月刊ぷらざ3月号に掲載されました。
皆様是非、御覧下さい。
頼ってもいい。自分で考え自分らしく生きるための〝自立〟を。
今回お話を伺ったのはNPO法人「自立支援センターおおいた」の理事長・米倉さん。
自身も車いす生活を送り、障がい者が自分の意志で〝自分らしく〟生きていくためのサポートを行っている。
その活動の原点にあるのは自身の経験。
「23歳のとき事故にあってね。車いすにはなったけど、退院しても実家には帰りたくなかった。どうしても頼ってしまうから」。
自分らしさを失わず生きていきたい―そのために米倉さんが考えたことは、〝自立した生活〟。
親元には帰らず、施設の仲間が経営するアパートに住み、自分の力で生きて行く道を選んだ。
「自力っていっても、全てを一人でやるわけじゃない。だって料理を作るのに4~5時間もかけてたら他に何もできないでしょう?人の手を借りてもいい、自分の〝意志〟で生活することが大事なんです」。
手を借りることで、空いた時間は健常者と同じように自分の趣味や外出などに費やす。
自己決定をし、当たり前に人生を楽しむ―それが本当の意味での自立だという。
退院後、アパートでサポートを受けながら暮らし10年。
様々なことにチャレンジしてきた米倉さん。
「宅建の資格をとったり、介護用品を開発したり…頭で稼ぐしかないかなって(笑)」。
そして平成17年。

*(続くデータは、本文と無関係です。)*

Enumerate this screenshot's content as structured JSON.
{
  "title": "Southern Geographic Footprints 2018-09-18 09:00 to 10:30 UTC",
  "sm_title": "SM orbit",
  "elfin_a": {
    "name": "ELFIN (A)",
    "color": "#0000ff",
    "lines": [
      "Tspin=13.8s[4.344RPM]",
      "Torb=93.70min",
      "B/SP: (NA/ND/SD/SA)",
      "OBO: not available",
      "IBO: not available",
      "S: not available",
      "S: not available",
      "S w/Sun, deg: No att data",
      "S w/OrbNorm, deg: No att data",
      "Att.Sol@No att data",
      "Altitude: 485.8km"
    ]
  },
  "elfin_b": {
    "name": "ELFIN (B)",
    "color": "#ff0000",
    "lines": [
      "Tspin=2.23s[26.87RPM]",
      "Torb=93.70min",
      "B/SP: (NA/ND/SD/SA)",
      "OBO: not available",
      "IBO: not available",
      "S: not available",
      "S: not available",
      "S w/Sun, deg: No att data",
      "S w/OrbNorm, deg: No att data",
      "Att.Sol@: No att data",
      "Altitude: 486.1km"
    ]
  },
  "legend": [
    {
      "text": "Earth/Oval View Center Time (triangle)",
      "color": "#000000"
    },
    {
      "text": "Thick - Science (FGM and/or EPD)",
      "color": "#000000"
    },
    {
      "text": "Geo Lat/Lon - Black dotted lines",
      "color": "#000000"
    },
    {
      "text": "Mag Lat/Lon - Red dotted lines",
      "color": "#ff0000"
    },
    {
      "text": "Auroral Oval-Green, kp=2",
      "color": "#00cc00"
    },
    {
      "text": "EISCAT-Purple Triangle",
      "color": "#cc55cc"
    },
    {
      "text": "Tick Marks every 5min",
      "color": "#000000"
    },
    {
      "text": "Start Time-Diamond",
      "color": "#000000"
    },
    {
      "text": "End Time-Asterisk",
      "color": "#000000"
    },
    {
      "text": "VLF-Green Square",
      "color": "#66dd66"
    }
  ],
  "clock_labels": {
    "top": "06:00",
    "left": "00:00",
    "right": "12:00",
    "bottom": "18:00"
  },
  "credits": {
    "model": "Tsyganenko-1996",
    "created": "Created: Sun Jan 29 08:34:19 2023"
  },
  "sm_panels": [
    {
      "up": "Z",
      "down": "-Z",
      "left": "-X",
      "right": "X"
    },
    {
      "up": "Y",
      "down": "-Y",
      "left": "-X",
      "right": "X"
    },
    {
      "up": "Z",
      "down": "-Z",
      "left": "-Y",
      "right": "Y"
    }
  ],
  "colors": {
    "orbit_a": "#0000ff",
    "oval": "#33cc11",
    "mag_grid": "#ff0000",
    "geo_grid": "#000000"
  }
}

障がい者支援の枠を広げた「障害者自立支援法」の成立を機に、自立支援センターおおいたを立ち上げた。
障害者が考える、障がい者のサポート。自立支援だけでなく、障がい者用トイレのプロデュース、旅行者を現地でサポートする「バリアフリー観光センター」の設立等、持ち前の行動力と常に前向きなプラス思考で活動の枠を広げてきた。
「福祉はビジネスとして捉えていくことも大切なんですよ。ボランティアをしましょう、だけじゃ正直難しい。でも、障がい者用の広いトイレを作るとお客様が増えます。つまりビジネスチャンスだと伝えたら…?」充実した支援は気持ちだけではできない。
実際、障がい者用トイレを作り、観光客を倍に増やした例もある。
どんな動機であれ、一人でも福祉に関心を持つ人が増えれば、その関心は具体的な形となり、障がい者の未来を大きく広げる。
他にも、障がい者の方への接し方を教えてくれる「おもてなしヘルプメイト」講座の実施、障がい者の方の就労の場にもなっている「別府からあげ夢現鶏」・ユニバーサルスペース「夢喰夢叶」の経営など、障がい者、健常者が変わらぬ立場で共に楽しみ、暮らしていくことを目的とした様々な活動を行っている。
「自分も楽しみたいからね」と笑う米倉さん。一度しかない人生。どんな立場でも楽しめるかは自分次第。そう思わせてくれる笑顔だった。
前を向くのに必要なのはほんの些細なきっかけなのかもしれない。米倉さん達はその〝きっかけ〟作りのために今日も奔走する。